Whether he scanned the mail and pocketed it in his foxhole with artillery screaming around or snow raining down, or in a barn with bullets whizzing past, and whatever information it contained, mail from home was the oxygen of an infantryman’s life.
Even when they were roused from their foxholes at midnight or in the early morning hours during World War II, exhausted, frightened and utterly spent infantrymen welcomed mailclerks like lost family members.
For, next to food and good health, mail from home was the most critical component of an infantryman’s ability to function on the frontlines in World War II. The soldier who made an emotional connection by means of homely words, pictures and home-baked goods, received repeated reinforcement that normalcy and security still prevailed somewhere in the world; and even under the most trying circumstances, he felt, at least briefly, whole again and normal.
While inhaling that passing whiff of normalcy and peace, the fighter was able to turn his thoughts backward, savoring, however fleetingly, the large and small tidbits of that normal, peaceful existence that he desperately longed to resume. And this longing often carried even the most dispirited and bedraggled soldier past the life-threatening emotional crises which are the moment-by-moment lot of the infantryman hurled into his barbaric state.

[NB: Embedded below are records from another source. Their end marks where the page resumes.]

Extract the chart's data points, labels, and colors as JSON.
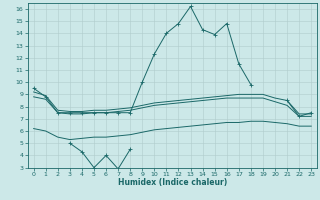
{
  "x": [
    0,
    1,
    2,
    3,
    4,
    5,
    6,
    7,
    8,
    9,
    10,
    11,
    12,
    13,
    14,
    15,
    16,
    17,
    18,
    19,
    20,
    21,
    22,
    23
  ],
  "line_main": [
    9.5,
    8.8,
    7.5,
    7.5,
    7.5,
    7.5,
    7.5,
    7.5,
    7.5,
    10.0,
    12.3,
    14.0,
    14.8,
    16.2,
    14.3,
    13.9,
    14.8,
    11.5,
    9.8,
    null,
    null,
    8.5,
    7.2,
    7.5
  ],
  "line_upper": [
    9.2,
    8.9,
    7.7,
    7.6,
    7.6,
    7.7,
    7.7,
    7.8,
    7.9,
    8.1,
    8.3,
    8.4,
    8.5,
    8.6,
    8.7,
    8.8,
    8.9,
    9.0,
    9.0,
    9.0,
    8.7,
    8.5,
    7.4,
    7.4
  ],
  "line_mid": [
    8.8,
    8.6,
    7.5,
    7.4,
    7.4,
    7.5,
    7.5,
    7.6,
    7.7,
    7.9,
    8.1,
    8.2,
    8.3,
    8.4,
    8.5,
    8.6,
    8.7,
    8.7,
    8.7,
    8.7,
    8.4,
    8.1,
    7.2,
    7.2
  ],
  "line_lower_env": [
    6.2,
    6.0,
    5.5,
    5.3,
    5.4,
    5.5,
    5.5,
    5.6,
    5.7,
    5.9,
    6.1,
    6.2,
    6.3,
    6.4,
    6.5,
    6.6,
    6.7,
    6.7,
    6.8,
    6.8,
    6.7,
    6.6,
    6.4,
    6.4
  ],
  "line_bottom": [
    null,
    null,
    null,
    5.0,
    4.3,
    3.0,
    4.0,
    2.9,
    4.5,
    null,
    null,
    null,
    null,
    null,
    null,
    null,
    null,
    null,
    null,
    null,
    null,
    null,
    null,
    null
  ],
  "bg_color": "#cce8e8",
  "line_color": "#1a6868",
  "grid_color": "#b0cccc",
  "xlabel": "Humidex (Indice chaleur)",
  "ylim": [
    3,
    16.5
  ],
  "xlim": [
    -0.5,
    23.5
  ],
  "yticks": [
    3,
    4,
    5,
    6,
    7,
    8,
    9,
    10,
    11,
    12,
    13,
    14,
    15,
    16
  ],
  "xticks": [
    0,
    1,
    2,
    3,
    4,
    5,
    6,
    7,
    8,
    9,
    10,
    11,
    12,
    13,
    14,
    15,
    16,
    17,
    18,
    19,
    20,
    21,
    22,
    23
  ]
}
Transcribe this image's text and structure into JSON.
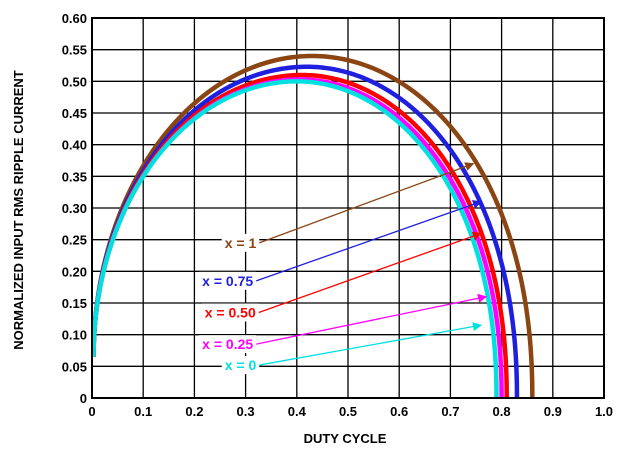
{
  "chart_data": {
    "type": "line",
    "xlabel": "DUTY CYCLE",
    "ylabel": "NORMALIZED INPUT RMS RIPPLE CURRENT",
    "xlim": [
      0,
      1.0
    ],
    "ylim": [
      0,
      0.6
    ],
    "x_ticks": [
      "0",
      "0.1",
      "0.2",
      "0.3",
      "0.4",
      "0.5",
      "0.6",
      "0.7",
      "0.8",
      "0.9",
      "1.0"
    ],
    "y_ticks": [
      "0",
      "0.05",
      "0.10",
      "0.15",
      "0.20",
      "0.25",
      "0.30",
      "0.35",
      "0.40",
      "0.45",
      "0.50",
      "0.55",
      "0.60"
    ],
    "grid": true,
    "legend_placement": "inline annotations with arrows",
    "series": [
      {
        "name": "x = 1",
        "color": "#8B4513",
        "x_end": 0.86,
        "peak_x": 0.43,
        "peak_y": 0.54,
        "label_pos": [
          0.29,
          0.245
        ],
        "arrow_to": [
          0.745,
          0.37
        ]
      },
      {
        "name": "x = 0.75",
        "color": "#1f1fe0",
        "x_end": 0.83,
        "peak_x": 0.42,
        "peak_y": 0.523,
        "label_pos": [
          0.265,
          0.185
        ],
        "arrow_to": [
          0.76,
          0.31
        ]
      },
      {
        "name": "x = 0.50",
        "color": "#ff0000",
        "x_end": 0.81,
        "peak_x": 0.41,
        "peak_y": 0.51,
        "label_pos": [
          0.27,
          0.135
        ],
        "arrow_to": [
          0.76,
          0.26
        ]
      },
      {
        "name": "x = 0.25",
        "color": "#ff00ff",
        "x_end": 0.8,
        "peak_x": 0.405,
        "peak_y": 0.503,
        "label_pos": [
          0.265,
          0.085
        ],
        "arrow_to": [
          0.77,
          0.16
        ]
      },
      {
        "name": "x = 0",
        "color": "#00e0e0",
        "x_end": 0.79,
        "peak_x": 0.4,
        "peak_y": 0.5,
        "label_pos": [
          0.29,
          0.052
        ],
        "arrow_to": [
          0.76,
          0.115
        ]
      }
    ]
  }
}
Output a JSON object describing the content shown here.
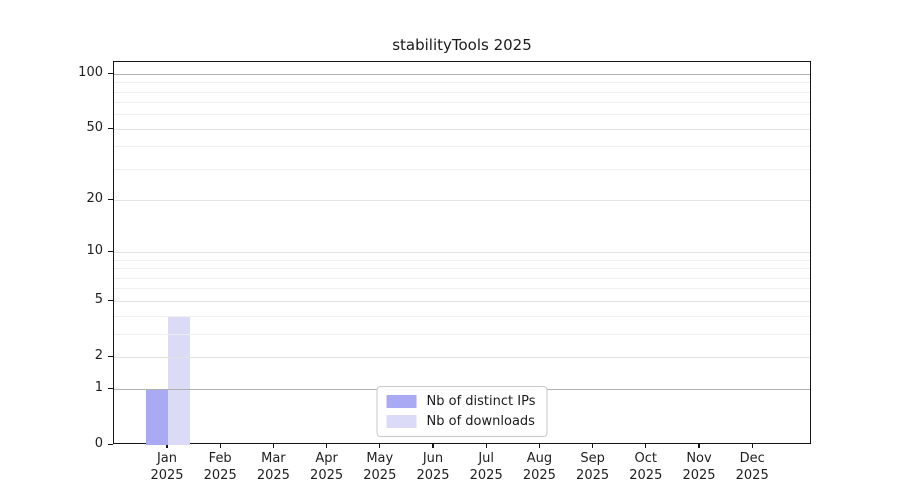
{
  "title": "stabilityTools 2025",
  "colors": {
    "distinct_ips": "#a9a9f4",
    "downloads": "#dbdbf8",
    "grid_major_strong": "#b0b0b0",
    "grid_major": "#e2e2e2",
    "grid_minor": "#efefef",
    "axis": "#151515",
    "text": "#1f1f1f"
  },
  "legend": {
    "items": [
      {
        "label": "Nb of distinct IPs",
        "color_key": "distinct_ips"
      },
      {
        "label": "Nb of downloads",
        "color_key": "downloads"
      }
    ]
  },
  "chart_data": {
    "type": "bar",
    "title": "stabilityTools 2025",
    "categories": [
      "Jan",
      "Feb",
      "Mar",
      "Apr",
      "May",
      "Jun",
      "Jul",
      "Aug",
      "Sep",
      "Oct",
      "Nov",
      "Dec"
    ],
    "x_tick_second_line": "2025",
    "series": [
      {
        "name": "Nb of distinct IPs",
        "values": [
          1,
          0,
          0,
          0,
          0,
          0,
          0,
          0,
          0,
          0,
          0,
          0
        ]
      },
      {
        "name": "Nb of downloads",
        "values": [
          4,
          0,
          0,
          0,
          0,
          0,
          0,
          0,
          0,
          0,
          0,
          0
        ]
      }
    ],
    "yscale": "log1p",
    "ylim": [
      0,
      116
    ],
    "yticks": [
      0,
      1,
      2,
      5,
      10,
      20,
      50,
      100
    ],
    "yticks_minor": [
      3,
      4,
      6,
      7,
      8,
      9,
      30,
      40,
      60,
      70,
      80,
      90
    ],
    "emphasized_gridlines": [
      1,
      100
    ],
    "grid": true,
    "legend_position": "lower center"
  }
}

As a mail clerk/company clerk, I often crept up to foxholes at midnight or later, sometimes carrying hot food along with the mail. From a handwritten diary I kept at the time, I have confirmed the exact times when my unit, Co. D, 345th Infantry, was fed semi-hot chow in their foxholes. I use the term “semi-hot” because, although the food wasn’t cold boxed rations, by the time it reached the fighter during the frigid Battle of the Bulge, it was often tepid—and thoroughly mixed up.
Reduced to its simplest terms, warm food was physically-sustaining, while mail was spiritually-sustaining. Of course, warm food was not as a regular practice doled out to soldiers in foxholes.
When a respite came, the cooks and kitchen personnel worked behind the lines on tall, heavy metal gas stoves, trundling the ingredients on 2 ½-ton trucks to just behind the lines. There is a famous, and typical photo, on this website depicting soldiers shouldering rifles and balancing their metal messkits overflowing with meat, potatoes, vegetable and gravy, with dessert piled on top.
For the frontline infantryman, a hot meal was not only savory; it was life-embracing. And it happened too infrequently—especially during the furious Battle of the Bulge. Once we achieved a breakout from the Bulge, warm food became more regular and plentiful.
So did mail. When boxes arrived, several soldiers usually gathered, sensing that a homebaked cake was inside. Fairly frequently, boxes would arrive for soldiers who had been killed or wounded seriously enough to be evacuated.
To meet such circumstances, it was agreed unofficially that the cake or cookies would not be returned home; it spared grief if they were consumed on the frontlines.
I recall this happening fairly often in my company. And I recall wool scarves and gloves being tried for size. They always fit.

An ASTP cadet in 1943-44, Mitchell Kaidy joined the 87th Division in March, 1944, serving until its demobilization. After the war he received a journalism education and has worked for three daily newspapers, a television station and public radio in Upstate New York. In 1963 he contributed articles to a Pulitzer Prize-winning series, and in 1993 he won a Project Censored award for free-lance investigative journalism. He was an active member of the association and served as division historian. Mitch passed away on 10 January 2013 at the age of 87.